What he hears is the menace of a loud, impatient pound on the bathroom door. In actuality, it’s the light rapping of a concerned flight attendant. (It’s refreshing that the flight crew plays so earnest and genuine about coaxing Valentine out of there. Clearly, they want to engage him without being condescending, but they’re also fully aware of how nervous he’s making his fellow travelers.)

Once he’s in his seat, Valentine seems settled. But then, he glances out his window and sees something skittering out on the wing, maniacally yanking wires to and fro until an engine gives out. Is it Valentine’s racing imagination? A hallucination brought on by his medication? Or is it really a goblin hell-bent on dooming them all and riding the wreckage all the way down a la Slim Pickens in Dr. Strangelove?

With hair as wild as his eyes, the pale, howling Lithgow makes every furtive movement feel like a yank at the frayed ends of Valentine’s sanity. Here’s a man who makes a living writing textbooks about logic who finds his very faculties abandoning him in front of a large, unforgiving audience. His glances to see whether the creature is out there exist not as a cheap device to push the story forward but as Valentine’s hope that he can hold onto a last shred of reason.

“Nightmare” takes on the tone of a cacophonous campfire tale, enlivened by the devil’s-dance violins of Goldsmith’s score (a tonal opposite of his work in Spielberg’s segment) and expertly ratcheted tension. Plus, even if you know how it ends, the payoff still raises plenty of hell and hair on the back of your neck.

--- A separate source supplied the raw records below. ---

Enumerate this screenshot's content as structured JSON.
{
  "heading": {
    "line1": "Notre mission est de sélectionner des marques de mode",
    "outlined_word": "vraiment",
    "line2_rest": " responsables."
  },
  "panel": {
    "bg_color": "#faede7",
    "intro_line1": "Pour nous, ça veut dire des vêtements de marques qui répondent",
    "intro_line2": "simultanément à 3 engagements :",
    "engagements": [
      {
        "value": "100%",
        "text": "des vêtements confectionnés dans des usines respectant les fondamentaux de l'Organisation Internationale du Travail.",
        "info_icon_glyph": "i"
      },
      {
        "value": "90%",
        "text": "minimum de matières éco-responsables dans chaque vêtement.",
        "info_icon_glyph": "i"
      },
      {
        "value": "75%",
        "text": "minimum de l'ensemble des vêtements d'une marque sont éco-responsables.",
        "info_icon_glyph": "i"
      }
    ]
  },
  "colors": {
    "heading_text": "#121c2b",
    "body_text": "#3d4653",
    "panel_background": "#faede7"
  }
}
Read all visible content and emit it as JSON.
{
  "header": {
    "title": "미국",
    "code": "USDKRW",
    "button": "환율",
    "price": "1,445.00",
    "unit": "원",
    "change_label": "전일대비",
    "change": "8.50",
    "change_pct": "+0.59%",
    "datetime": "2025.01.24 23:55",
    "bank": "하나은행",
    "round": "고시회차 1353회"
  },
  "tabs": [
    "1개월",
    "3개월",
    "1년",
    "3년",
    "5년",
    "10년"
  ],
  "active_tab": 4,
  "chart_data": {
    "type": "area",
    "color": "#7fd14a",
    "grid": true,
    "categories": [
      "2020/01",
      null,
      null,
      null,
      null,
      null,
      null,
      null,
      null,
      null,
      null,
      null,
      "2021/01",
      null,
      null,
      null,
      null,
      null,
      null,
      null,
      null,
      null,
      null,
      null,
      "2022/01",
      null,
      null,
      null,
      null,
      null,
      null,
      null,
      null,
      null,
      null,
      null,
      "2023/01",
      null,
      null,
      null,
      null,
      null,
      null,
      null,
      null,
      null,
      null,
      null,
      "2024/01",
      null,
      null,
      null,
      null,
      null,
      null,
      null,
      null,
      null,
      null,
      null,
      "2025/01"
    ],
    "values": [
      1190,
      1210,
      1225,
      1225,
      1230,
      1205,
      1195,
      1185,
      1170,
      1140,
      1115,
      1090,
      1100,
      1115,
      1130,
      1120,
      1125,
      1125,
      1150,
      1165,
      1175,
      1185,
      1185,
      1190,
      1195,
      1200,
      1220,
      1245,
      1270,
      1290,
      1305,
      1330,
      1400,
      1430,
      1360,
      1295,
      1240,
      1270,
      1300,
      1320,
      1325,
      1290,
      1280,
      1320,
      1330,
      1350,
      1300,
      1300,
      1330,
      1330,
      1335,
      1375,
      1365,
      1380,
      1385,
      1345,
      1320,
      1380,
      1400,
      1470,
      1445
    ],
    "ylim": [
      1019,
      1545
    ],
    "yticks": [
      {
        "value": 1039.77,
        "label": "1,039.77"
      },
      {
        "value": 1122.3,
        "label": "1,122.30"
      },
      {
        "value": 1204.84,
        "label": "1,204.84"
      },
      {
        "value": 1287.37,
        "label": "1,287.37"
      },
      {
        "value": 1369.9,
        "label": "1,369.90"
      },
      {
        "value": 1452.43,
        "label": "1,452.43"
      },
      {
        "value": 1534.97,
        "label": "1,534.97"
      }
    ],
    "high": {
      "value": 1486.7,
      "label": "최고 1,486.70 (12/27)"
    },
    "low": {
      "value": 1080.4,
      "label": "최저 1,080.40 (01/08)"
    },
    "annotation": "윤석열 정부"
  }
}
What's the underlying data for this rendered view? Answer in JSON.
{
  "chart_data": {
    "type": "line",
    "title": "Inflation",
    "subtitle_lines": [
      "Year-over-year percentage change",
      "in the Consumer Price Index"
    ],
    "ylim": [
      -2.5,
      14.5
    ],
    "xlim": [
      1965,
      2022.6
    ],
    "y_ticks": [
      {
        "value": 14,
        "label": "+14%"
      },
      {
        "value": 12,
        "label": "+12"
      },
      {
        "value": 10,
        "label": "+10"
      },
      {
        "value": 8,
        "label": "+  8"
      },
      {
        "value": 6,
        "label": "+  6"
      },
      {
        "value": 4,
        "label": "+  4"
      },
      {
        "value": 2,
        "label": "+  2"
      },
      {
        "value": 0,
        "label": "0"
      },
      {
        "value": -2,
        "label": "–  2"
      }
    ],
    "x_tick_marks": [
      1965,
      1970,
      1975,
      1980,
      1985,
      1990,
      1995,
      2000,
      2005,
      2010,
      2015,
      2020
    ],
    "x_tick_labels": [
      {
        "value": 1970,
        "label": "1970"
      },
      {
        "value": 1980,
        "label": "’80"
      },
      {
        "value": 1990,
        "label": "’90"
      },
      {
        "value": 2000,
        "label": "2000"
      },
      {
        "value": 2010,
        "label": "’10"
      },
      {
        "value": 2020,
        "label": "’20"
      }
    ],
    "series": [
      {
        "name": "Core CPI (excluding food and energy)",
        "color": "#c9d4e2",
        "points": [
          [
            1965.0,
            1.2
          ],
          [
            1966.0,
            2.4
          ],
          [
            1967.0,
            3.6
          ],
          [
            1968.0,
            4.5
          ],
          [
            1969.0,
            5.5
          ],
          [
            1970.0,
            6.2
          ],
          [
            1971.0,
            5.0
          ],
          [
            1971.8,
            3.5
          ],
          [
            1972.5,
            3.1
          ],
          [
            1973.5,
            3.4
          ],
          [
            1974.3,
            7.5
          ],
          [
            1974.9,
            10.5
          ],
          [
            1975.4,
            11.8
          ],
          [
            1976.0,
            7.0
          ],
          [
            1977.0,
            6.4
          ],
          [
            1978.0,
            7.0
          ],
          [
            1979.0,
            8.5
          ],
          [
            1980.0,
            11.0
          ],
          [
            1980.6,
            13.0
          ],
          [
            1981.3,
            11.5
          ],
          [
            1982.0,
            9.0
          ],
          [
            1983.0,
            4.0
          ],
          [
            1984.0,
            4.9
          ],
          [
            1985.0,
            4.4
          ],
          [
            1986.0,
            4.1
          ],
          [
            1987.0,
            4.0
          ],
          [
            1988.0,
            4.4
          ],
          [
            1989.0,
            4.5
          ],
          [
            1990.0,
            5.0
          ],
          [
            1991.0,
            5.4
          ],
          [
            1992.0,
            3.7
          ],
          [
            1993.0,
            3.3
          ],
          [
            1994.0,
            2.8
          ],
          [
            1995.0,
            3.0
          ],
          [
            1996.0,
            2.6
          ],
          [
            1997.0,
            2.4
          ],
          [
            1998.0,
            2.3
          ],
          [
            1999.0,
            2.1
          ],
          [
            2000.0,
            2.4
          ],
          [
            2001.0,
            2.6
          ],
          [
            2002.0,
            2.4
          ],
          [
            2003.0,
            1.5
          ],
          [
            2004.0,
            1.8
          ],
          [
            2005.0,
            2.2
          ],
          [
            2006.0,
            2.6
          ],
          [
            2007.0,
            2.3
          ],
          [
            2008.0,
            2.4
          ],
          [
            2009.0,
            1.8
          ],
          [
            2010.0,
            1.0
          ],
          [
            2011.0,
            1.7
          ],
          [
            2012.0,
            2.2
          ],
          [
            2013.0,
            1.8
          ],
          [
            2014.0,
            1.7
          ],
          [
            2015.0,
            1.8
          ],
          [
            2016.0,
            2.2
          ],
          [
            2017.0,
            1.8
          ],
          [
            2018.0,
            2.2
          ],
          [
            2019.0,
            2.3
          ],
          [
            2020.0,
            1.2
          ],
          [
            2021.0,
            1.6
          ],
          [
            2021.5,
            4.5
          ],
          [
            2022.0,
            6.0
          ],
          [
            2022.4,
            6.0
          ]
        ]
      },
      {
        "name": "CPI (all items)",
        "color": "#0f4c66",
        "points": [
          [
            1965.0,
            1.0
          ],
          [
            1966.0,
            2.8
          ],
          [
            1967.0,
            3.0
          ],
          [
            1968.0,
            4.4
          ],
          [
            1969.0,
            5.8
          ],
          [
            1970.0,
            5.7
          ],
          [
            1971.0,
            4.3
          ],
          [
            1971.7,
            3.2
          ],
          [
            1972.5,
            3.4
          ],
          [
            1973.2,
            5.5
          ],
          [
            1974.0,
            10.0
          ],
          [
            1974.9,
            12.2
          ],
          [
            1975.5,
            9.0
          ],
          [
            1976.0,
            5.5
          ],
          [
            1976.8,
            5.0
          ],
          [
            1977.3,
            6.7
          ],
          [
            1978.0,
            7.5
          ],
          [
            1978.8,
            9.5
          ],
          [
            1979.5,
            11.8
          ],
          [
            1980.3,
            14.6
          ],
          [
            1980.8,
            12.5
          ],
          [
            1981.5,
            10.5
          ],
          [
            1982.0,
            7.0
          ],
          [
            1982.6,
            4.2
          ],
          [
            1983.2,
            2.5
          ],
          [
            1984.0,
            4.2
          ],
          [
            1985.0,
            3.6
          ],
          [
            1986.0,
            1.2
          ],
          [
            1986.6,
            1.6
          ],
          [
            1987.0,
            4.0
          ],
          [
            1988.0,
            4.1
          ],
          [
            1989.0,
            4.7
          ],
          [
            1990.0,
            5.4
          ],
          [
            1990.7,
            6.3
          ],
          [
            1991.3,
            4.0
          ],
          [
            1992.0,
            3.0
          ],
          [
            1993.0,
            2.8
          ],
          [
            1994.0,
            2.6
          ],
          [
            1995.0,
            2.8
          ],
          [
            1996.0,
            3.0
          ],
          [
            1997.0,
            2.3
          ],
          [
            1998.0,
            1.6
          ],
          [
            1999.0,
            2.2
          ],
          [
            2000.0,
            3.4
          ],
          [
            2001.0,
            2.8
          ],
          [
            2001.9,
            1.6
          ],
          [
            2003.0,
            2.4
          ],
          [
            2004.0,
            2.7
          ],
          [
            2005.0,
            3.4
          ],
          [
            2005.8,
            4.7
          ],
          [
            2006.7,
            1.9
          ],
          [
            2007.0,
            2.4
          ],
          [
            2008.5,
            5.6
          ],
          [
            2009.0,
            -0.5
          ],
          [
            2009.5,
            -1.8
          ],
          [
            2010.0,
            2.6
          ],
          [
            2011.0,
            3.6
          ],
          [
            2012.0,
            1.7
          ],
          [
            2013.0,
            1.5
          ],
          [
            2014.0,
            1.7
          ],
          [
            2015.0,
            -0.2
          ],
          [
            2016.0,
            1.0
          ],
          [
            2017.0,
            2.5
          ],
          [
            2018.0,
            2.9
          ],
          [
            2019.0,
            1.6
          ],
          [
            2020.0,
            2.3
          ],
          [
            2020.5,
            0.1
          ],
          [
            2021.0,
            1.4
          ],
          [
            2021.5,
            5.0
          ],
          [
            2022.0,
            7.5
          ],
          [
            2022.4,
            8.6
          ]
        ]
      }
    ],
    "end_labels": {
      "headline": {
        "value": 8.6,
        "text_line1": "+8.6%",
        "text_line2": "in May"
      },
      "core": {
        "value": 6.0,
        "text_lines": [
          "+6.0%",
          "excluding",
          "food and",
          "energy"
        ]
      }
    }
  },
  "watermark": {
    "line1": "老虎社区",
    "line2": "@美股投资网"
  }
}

So, where does the movie ultimately wind up? Perhaps it’s best to say somewhere in a fifth dimension beyond that which is known to most films.

It is the middle ground between wowing and worthless, between so great and so what, and it lies between the pits of recklessly fatal hubris and the very summit of spirited genre filmmaking.

This is the dimension of an anthology film released in 1983. It is an area which we call Twilight Zone: The Movie.